“Late have I loved You, O Beauty ever ancient, ever new, late have I loved You!” Saint Augustine’s poignant exclamation rings out on his feast day (from the second reading of matins).
The Trinity is primeval-modern, the pulsating Source of the pageantry of the visible world and of the intricacies of personal interiority. The intellectual conversion that was such a crucial stage on Augustine’s way to Christianity involved his insight that, on the one hand, there really is an invisible world, the world of spirit (that of knowing and loving, of personal interiority); and, on the other hand, that created/finite spirit is qualitatively different from uncreated/infinite Spirit. This difference we can call the analogy of spirit. (Hegel fails to recognize this analogical difference in his philosophical pneumatology, which is nevertheless staggering in its power as a tool of social analysis).
My dissertation director, Father Matthew Lamb, provides the best definition of God I know of: God is the infinite act of loving understanding. That is, God is infinite spirit. Where is life the richest? In knowing and loving. Why are our deepest drives the desire to know and the desire for intimacy? Because God is God, and because God is an infinite communion of love. (The Trinitarian doubling of the invisible vitality of spirit, I must leave to another post…)

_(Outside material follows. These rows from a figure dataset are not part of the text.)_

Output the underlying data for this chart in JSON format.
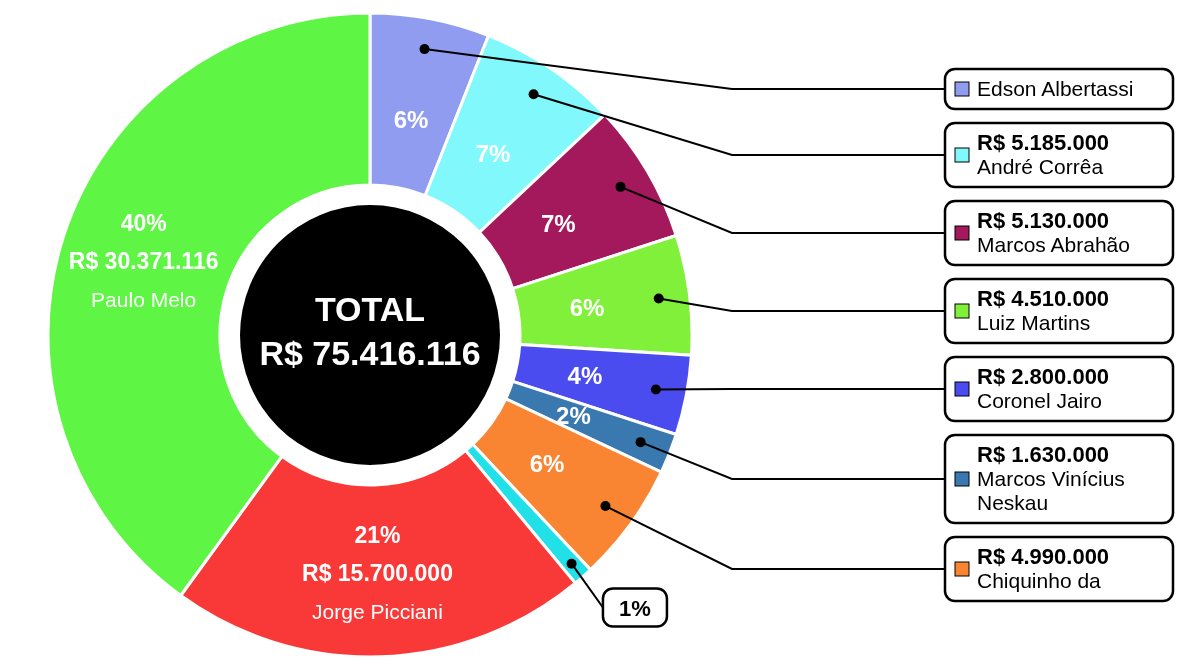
{
  "chart_data": {
    "type": "donut",
    "legend": "right",
    "categories": [
      "Edson Albertassi",
      "André Corrêa",
      "Marcos Abrahão",
      "Luiz Martins",
      "Coronel Jairo",
      "Marcos Vinícius Neskau",
      "Chiquinho da",
      null,
      "Jorge Picciani",
      "Paulo Melo"
    ],
    "values": [
      6,
      7,
      7,
      6,
      4,
      2,
      6,
      1,
      21,
      40
    ],
    "value_labels": [
      "6%",
      "7%",
      "7%",
      "6%",
      "4%",
      "2%",
      "6%",
      "1%",
      "21%",
      "40%"
    ],
    "colors": [
      "#8f9cf0",
      "#80f8fc",
      "#a3195b",
      "#80f03a",
      "#4a4cf0",
      "#3a78b0",
      "#f98533",
      "#22e0e8",
      "#f93838",
      "#5ef545"
    ],
    "annotations": [
      "TOTAL",
      "R$ 75.416.116",
      {
        "text": "R$ 5.185.000",
        "x": "André Corrêa"
      },
      {
        "text": "R$ 5.130.000",
        "x": "Marcos Abrahão"
      },
      {
        "text": "R$ 4.510.000",
        "x": "Luiz Martins"
      },
      {
        "text": "R$ 2.800.000",
        "x": "Coronel Jairo"
      },
      {
        "text": "R$ 1.630.000",
        "x": "Marcos Vinícius Neskau"
      },
      {
        "text": "R$ 4.990.000",
        "x": "Chiquinho da"
      },
      {
        "text": "R$ 15.700.000",
        "x": "Jorge Picciani"
      },
      {
        "text": "R$ 30.371.116",
        "x": "Paulo Melo"
      }
    ]
  }
}
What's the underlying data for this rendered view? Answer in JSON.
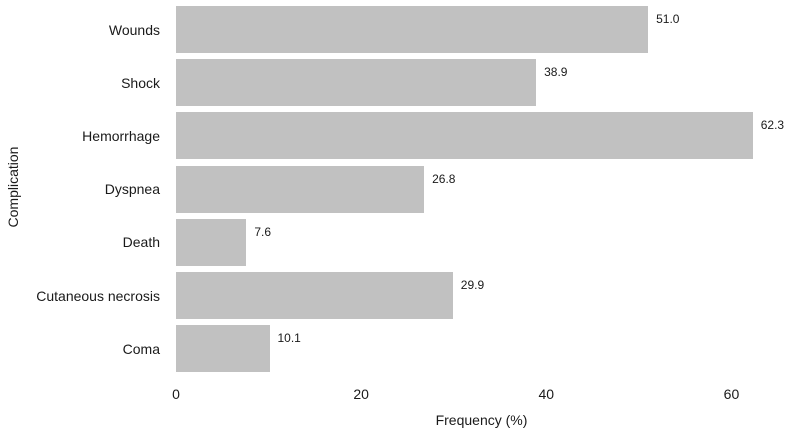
{
  "chart_data": {
    "type": "bar",
    "orientation": "horizontal",
    "title": "",
    "xlabel": "Frequency (%)",
    "ylabel": "Complication",
    "categories": [
      "Wounds",
      "Shock",
      "Hemorrhage",
      "Dyspnea",
      "Death",
      "Cutaneous necrosis",
      "Coma"
    ],
    "values": [
      51.0,
      38.9,
      62.3,
      26.8,
      7.6,
      29.9,
      10.1
    ],
    "value_labels": [
      "51.0",
      "38.9",
      "62.3",
      "26.8",
      "7.6",
      "29.9",
      "10.1"
    ],
    "x_ticks": [
      0,
      20,
      40,
      60
    ],
    "xlim": [
      0,
      66
    ],
    "grid": false,
    "legend": null,
    "bar_color": "#c1c1c1",
    "text_color": "#1a1a1a",
    "background": "#ffffff"
  }
}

When Augustine attends to his interiority, what does he find? The immutable light of God, the light of intelligibility and love and reality. Here he recognizes the analogy of spirit: what gives life to his spirit, is a higher Spirit:
“It was not the ordinary light perceptible to all flesh, nor was it merely something of greater magnitude but still essentially akin, shining more clearly and diffusing itself everywhere by its intensity. No, it was something entirely distinct, something altogether different from all these things.”
He gets it. The “height” of God is real, but it is no mere spatial factor. In fact, the verticality of sky or mountain is the manifestation of an invisible supremacy:
“…and [your immutable light] did not rest above my mind as oil on the surface of water, nor was it above me as heaven is above earth. This light was above me because it had made me; I was below it because I was created by it.”